“And after you have suffered a little while, the God of all grace, who has called you to his eternal glory in Christ, will himself restore, confirm, strengthen, and establish you.” (1 Peter 5:10)
Things will get better.
One thought that often helps me get through trials is knowing that things will eventually get better or even go away completely. Recently I’ve experienced some difficulties that will likely carry with them permanent ramifications. I desperately wanted the comfort that they’d eventually disappear.
And then it hit me: life will never, ever be ideal, perfect, or painless because this life is not the end. I’ve always known that in my head. But receiving a few indelible scars is driving it home in a new and very real way in my heart. It hurts, in a beautiful way.
Life is fleeting, like a mist.
“What is your life? For you are a mist that appears for a little time and then vanishes.” (James 4:14b) God tells me to set my mind on heaven (Col. 3:1) and view this world as temporary. But that kind of perspective is hard to grasp when life seems nearly perfect.
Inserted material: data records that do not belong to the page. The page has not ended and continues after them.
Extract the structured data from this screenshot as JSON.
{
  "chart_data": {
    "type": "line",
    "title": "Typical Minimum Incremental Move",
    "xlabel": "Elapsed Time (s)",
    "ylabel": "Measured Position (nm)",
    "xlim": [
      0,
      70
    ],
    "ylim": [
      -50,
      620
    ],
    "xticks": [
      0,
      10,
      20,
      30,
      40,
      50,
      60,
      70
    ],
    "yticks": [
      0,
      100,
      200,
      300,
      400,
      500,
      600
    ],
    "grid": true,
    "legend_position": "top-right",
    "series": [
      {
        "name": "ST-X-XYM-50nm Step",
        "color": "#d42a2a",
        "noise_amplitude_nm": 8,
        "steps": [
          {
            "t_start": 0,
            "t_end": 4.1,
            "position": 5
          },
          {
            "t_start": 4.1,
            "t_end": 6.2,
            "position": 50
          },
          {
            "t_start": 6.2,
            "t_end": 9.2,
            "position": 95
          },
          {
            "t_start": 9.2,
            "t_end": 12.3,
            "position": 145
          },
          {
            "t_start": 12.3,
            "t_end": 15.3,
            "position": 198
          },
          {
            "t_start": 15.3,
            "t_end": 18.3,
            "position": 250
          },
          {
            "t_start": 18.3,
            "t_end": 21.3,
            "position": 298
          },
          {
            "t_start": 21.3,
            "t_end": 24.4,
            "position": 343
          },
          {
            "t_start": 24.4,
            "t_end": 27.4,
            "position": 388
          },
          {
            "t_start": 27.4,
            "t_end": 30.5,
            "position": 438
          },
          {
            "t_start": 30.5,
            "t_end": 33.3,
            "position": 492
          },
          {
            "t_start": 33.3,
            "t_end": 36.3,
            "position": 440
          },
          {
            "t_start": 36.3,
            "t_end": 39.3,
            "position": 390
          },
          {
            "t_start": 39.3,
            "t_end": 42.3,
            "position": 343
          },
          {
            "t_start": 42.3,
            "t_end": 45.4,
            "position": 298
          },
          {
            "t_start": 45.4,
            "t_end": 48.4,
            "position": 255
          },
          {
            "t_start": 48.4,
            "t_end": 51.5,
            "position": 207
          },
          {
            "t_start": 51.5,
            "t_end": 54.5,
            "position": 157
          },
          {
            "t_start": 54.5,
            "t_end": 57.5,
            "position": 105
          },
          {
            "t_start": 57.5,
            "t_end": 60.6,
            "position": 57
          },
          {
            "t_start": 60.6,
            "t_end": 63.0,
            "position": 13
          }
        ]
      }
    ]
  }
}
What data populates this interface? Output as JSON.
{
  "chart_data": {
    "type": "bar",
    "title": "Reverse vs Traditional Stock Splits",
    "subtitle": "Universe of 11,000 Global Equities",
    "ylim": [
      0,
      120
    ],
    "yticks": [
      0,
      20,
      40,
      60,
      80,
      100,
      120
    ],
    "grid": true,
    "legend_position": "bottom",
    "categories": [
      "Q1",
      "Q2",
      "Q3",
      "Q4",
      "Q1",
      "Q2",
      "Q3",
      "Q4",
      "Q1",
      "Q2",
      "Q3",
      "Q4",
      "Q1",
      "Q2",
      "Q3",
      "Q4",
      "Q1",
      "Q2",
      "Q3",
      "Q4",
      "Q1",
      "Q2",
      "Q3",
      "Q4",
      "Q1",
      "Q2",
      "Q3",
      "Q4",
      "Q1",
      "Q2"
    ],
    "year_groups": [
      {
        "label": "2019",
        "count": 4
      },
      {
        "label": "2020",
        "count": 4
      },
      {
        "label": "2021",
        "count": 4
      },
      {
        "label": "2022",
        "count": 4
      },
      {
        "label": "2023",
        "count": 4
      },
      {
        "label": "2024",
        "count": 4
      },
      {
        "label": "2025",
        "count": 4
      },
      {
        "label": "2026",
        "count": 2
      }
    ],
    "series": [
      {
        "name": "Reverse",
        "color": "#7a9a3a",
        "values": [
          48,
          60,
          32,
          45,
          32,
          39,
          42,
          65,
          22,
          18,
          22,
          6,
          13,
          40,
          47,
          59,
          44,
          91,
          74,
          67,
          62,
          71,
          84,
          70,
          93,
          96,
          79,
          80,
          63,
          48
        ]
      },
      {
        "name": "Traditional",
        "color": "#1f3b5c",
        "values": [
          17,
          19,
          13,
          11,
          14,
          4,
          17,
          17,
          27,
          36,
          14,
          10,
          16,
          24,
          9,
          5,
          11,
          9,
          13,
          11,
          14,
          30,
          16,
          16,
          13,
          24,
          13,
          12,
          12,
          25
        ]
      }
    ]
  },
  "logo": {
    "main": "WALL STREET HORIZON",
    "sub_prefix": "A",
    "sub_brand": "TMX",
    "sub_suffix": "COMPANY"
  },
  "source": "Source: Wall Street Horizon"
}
Sometimes pain is necessary.
It may require pain that will never completely disappear to really show us the treasure we possess in Christ and the beauty of the promise of eternity with Him. The greater this world’s hardships, the more attractive heaven becomes. “For I consider that the sufferings of this present time are not worth comparing with the glory that is to be revealed to us.” (Rom. 8:18) It’s not how any of us would choose to value that truth, but sometimes it is necessary.
I’m beginning to understand in a very small way how amazing forever in paradise really will be. The tears here on earth are painful, but they are for only a moment.
It’s like somehow, heaven’s rays are warming my face through the clouds while I’m caught in the middle of a rainstorm.